Music Haven’s director Mona Golub doesn’t usually book a band twice, but when Ukraine’s internationally renowned band DakhaBrakha extended this year’s North American tour, she didn’t hesitate to bring them back to Schenectady after a “mesmerizing” concert in 2016.
“Under the circumstances, given what’s going on in Ukraine right now, I could not resist the opportunity to bring them back,” she said.
Thursday’s event will be a celebration and affirmation of Ukrainian culture, pairing DakhaBrakha’s genre-defying music with pierogies, vendors and a candlelight vigil concluding with the Ukrainian national anthem. Funds raised through food and raffle ticket sales will go directly to the Ukrainian-American Cultural Center, which helped coordinate the free event.

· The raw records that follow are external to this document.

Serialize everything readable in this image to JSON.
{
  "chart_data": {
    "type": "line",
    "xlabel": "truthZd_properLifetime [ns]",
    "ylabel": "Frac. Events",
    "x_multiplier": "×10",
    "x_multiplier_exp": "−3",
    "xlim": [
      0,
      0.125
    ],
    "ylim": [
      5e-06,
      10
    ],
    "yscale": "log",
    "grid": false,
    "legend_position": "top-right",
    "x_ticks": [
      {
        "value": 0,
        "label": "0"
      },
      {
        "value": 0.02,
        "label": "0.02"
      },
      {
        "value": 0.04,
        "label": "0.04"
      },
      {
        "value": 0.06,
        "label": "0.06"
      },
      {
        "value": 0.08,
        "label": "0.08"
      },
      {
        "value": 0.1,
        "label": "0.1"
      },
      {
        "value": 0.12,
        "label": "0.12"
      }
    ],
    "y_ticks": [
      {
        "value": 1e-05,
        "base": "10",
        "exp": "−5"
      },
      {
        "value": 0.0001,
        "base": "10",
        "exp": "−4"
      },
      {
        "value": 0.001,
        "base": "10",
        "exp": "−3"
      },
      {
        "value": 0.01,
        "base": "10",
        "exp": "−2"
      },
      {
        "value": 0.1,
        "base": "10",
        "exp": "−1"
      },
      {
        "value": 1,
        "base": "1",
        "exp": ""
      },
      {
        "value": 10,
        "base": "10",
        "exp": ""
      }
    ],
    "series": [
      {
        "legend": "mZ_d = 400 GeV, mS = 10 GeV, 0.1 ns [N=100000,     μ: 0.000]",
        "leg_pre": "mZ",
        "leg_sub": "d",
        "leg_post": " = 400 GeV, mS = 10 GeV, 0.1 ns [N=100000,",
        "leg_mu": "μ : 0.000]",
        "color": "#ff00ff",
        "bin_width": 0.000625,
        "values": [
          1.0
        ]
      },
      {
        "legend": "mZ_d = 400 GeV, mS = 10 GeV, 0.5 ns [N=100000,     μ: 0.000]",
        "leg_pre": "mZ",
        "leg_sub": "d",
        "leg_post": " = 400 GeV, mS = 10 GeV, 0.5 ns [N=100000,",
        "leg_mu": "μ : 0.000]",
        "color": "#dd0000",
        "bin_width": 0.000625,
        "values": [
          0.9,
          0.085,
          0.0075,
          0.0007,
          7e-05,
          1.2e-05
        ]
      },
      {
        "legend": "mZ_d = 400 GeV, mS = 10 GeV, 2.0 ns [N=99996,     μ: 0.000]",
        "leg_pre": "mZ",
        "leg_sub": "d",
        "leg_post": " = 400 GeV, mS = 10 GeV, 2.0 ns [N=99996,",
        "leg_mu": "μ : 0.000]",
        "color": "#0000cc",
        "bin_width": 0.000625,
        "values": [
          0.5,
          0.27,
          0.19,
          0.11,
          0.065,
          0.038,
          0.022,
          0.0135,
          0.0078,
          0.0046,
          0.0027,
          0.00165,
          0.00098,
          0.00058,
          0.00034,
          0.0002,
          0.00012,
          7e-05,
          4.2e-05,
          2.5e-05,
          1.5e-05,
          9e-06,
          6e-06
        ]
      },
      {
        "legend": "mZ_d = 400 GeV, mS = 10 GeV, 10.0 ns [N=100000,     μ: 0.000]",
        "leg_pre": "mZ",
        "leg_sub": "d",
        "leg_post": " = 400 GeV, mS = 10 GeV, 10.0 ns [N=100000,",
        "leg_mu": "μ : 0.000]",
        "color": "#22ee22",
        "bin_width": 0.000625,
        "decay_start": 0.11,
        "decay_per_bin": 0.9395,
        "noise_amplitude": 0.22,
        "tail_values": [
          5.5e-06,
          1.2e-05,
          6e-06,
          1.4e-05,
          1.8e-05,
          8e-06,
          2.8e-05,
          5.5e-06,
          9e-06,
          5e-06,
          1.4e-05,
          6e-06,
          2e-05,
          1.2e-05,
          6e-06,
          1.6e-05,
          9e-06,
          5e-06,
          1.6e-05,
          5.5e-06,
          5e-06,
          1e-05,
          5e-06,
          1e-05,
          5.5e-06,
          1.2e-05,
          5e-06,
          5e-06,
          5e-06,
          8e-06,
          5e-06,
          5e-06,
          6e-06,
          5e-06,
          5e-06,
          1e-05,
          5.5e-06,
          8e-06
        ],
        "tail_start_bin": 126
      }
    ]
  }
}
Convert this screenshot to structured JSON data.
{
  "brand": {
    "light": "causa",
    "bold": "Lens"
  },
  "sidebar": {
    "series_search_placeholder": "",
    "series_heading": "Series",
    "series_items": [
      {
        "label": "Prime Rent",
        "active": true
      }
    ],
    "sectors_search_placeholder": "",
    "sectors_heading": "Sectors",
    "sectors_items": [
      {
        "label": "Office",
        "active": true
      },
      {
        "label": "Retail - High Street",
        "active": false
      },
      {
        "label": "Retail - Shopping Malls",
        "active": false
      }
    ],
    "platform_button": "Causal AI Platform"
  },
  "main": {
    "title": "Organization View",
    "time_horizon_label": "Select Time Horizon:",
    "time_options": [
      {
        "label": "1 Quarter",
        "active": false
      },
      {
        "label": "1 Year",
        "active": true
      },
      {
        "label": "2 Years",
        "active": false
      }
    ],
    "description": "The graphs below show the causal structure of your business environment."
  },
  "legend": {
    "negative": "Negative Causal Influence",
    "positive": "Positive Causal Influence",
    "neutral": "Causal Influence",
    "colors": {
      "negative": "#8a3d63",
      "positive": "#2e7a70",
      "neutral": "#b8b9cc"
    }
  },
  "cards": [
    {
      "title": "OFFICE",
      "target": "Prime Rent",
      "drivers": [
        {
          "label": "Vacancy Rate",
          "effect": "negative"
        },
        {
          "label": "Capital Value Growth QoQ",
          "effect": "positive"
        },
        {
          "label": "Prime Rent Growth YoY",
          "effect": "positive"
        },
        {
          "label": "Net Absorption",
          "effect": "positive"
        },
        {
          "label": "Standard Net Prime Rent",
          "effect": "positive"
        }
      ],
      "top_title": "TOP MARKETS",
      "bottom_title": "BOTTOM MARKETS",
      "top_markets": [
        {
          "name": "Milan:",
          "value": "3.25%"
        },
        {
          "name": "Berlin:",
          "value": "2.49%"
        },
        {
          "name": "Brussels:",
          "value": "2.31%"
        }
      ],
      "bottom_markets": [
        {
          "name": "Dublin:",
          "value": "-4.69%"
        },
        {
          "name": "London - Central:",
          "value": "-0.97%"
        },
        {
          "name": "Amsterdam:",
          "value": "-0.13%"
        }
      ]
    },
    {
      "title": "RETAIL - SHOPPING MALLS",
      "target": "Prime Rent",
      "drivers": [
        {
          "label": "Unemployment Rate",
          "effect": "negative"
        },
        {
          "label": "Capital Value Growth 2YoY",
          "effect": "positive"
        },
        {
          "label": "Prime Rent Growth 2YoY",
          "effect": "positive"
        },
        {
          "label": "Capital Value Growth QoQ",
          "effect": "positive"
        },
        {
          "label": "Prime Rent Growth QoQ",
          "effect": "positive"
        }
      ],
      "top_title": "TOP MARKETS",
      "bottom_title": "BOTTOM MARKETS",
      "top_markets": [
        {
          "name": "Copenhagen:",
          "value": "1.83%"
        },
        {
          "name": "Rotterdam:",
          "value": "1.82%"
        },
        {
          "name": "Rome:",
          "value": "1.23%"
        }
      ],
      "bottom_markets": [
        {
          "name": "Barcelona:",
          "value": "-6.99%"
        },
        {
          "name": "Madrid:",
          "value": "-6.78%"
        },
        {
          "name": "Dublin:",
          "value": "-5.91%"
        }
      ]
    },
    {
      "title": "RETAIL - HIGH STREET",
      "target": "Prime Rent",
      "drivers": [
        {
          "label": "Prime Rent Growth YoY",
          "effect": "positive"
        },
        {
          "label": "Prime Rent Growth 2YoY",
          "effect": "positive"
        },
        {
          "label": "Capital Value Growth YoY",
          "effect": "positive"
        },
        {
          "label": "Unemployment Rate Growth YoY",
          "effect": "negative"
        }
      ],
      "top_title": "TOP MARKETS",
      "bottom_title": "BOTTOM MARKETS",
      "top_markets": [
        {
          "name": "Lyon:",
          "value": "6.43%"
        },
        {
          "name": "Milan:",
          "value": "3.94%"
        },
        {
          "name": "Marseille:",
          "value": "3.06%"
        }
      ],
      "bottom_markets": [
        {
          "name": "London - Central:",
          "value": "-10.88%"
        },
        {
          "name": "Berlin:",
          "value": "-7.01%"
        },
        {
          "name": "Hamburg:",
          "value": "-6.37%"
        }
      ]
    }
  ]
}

When Golub reached out to Viktor Holovashchenko, president of the UACC, looking to support a local organization helping refugees with the DakhaBrakha concert, he was excited because her goals aligned with the center’s mission.
“We support Ukrainian culture, promote it and help connect American culture to Ukrainian culture in the Capital Region,” Holovashchenko said. “At the same time, we also help new immigrants and refugees with adopting to American life, and we help them a little bit financially and with information.”
At the concert, UACC members will work the food stations and resource tables with information on how to help the war effort, either inwardly by supporting or sponsoring refugees or outwardly by donating medical supplies directly to Ukraine.
To Holovashchenko, arts and culture events like DakhaBrakha’s North American tour are keeping the war present in countries otherwise removed from it.
“Everybody’s getting tired of the war. It’s very hard psychologically,” Holovashchenko said. “People just want to live in safety, and they don’t really want to think too much about a lot of evil that is happening in the world. I think Ukrainian artists are really reminding the world how lucky we are.”
These artists are also helping preserve Ukraine’s culture in a time when Russian President Vladimir Putin has stated Russia and Ukraine are “two countries, one people,” dismissing Ukrainian history, and the war has demolished cultural institutions like museums, libraries and theaters. DakhaBrakha’s music draws from Ukrainian folklore, and the quartet’s elaborate costuming is inspired by traditional garments.
“This is an opportunity for us to celebrate the resilience of the culture and the history that is very real and is very alive and does most certainly exist,” Golub said.
Holovashchenko said he’s touched by the Ukrainian flags of support he sees on his drives and the kind words of support from people in the Capital Region, and it will deepen the meaning behind DakhaBrakha’s music.
“Because of the kindness of non-Ukrainian-Americans in the region, they will be very interested to come just to see Ukrainian culture and actually understand that message that the war is going on, and we need to continue helping,” Holovashchenko said.